In the post-1Q26 results call, Zoomlion explained that the lack of growth in China’s market was due to the continuous shift of focus to overseas. On the margin side, Zoomlion attributed the gross margin contraction in 1Q26 to FX, which is a short-term impact as FX gains (related to the previous sales) will be recognized in the upcoming finance income. On the other hand, certain largesize product sales in overseas (such as tower cranes and crawler cranes) were only affected by capacity constraint, and therefore delivery of such products in 2Q26 will help both revenue and margin. We believe the overall growth potential in overseas remains attractive. We fine-tuned our earnings forecast in 2026E/27E by -2%/-3%. Our TPs for Zoomlion A/H are slightly reduced to RMB11.8/HK$9.1 (from RMB12.0/HK$9.2), based on unchanged 2026E target P/E multiple of 18.6x for A-share and 30% discount for H-share. Maintain BUY.

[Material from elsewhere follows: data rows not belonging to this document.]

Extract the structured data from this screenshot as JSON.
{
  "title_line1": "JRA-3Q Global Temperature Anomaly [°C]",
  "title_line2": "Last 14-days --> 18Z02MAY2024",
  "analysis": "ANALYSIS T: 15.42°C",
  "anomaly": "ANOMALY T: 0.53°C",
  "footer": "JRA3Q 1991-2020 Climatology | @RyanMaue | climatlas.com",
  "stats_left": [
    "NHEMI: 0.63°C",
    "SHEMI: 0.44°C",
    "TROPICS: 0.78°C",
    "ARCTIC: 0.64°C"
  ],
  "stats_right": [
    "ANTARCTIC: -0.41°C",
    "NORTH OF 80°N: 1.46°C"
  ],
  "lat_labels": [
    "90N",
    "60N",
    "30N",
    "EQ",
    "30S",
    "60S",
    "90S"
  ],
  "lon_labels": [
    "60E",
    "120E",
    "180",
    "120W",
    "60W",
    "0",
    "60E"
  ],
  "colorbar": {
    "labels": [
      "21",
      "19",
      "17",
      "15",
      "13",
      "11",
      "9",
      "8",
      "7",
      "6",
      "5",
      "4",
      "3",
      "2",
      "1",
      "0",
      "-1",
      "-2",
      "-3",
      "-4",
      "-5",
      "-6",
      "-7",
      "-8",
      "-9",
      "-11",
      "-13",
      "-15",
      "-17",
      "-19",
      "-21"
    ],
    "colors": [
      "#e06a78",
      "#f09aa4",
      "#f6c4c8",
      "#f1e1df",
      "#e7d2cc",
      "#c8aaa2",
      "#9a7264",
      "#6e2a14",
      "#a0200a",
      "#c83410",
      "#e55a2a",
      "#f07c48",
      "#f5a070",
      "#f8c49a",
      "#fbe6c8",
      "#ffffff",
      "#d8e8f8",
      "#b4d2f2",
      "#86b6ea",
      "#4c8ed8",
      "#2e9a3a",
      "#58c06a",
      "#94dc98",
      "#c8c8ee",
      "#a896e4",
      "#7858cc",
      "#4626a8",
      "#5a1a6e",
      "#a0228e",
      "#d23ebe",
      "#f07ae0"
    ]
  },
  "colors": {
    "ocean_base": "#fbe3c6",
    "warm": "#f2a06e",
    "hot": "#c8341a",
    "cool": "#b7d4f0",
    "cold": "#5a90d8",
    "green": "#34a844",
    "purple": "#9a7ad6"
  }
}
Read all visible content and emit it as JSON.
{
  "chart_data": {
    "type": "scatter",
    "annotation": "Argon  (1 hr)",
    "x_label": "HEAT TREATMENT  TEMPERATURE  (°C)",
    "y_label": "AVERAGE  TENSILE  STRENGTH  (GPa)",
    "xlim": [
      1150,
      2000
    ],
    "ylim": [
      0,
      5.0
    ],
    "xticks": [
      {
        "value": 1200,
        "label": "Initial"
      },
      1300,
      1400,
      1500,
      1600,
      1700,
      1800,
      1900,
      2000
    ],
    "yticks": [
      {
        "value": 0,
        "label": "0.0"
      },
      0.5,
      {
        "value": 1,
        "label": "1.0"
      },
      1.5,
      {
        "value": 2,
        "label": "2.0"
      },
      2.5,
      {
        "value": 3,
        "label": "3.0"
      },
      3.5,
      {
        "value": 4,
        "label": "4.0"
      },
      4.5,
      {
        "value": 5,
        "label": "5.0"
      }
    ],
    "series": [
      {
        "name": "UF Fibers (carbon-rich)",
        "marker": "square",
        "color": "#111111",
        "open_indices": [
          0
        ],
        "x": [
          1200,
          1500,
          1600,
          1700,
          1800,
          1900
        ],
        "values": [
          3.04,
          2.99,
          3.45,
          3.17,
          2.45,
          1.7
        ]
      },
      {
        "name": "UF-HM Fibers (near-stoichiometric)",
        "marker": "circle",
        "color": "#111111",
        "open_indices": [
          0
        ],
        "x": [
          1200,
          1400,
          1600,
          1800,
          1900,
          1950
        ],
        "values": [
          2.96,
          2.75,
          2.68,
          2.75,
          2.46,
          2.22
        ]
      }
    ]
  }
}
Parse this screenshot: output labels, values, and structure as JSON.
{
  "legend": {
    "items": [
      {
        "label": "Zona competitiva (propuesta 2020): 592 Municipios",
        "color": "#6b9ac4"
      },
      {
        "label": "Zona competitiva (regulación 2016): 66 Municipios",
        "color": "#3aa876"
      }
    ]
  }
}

1Q26 earnings highlight. Revenue in 1Q26 grew 7% YoY to RMB12.9bn, as the lack of growth in China offset the growth in overseas (+13% YoY to RMB7.4bn). Overseas revenue accounted for 57% of total revenue in 1Q26, slightly down from 61.5% in 4Q25. Blended gross margin contracted 1ppt YoY to 27.7%. Given the lack of disposal gain in 1Q26 (RMB558mn in 1Q25), EBIT dropped 29% YoY to RMB1bn. Net profit declined 37% YoY to RMB884mn, due to FX loss arising from the appreciation of RMB.
Capex plan in 2026: Zoomlion expects the capex will be similar to that in 2025. Key investment areas include capacity for mining machinery and agricultural machinery.
Key risks: (1) weaker-than-expected demand in China; (2) slowdown in overseas growth.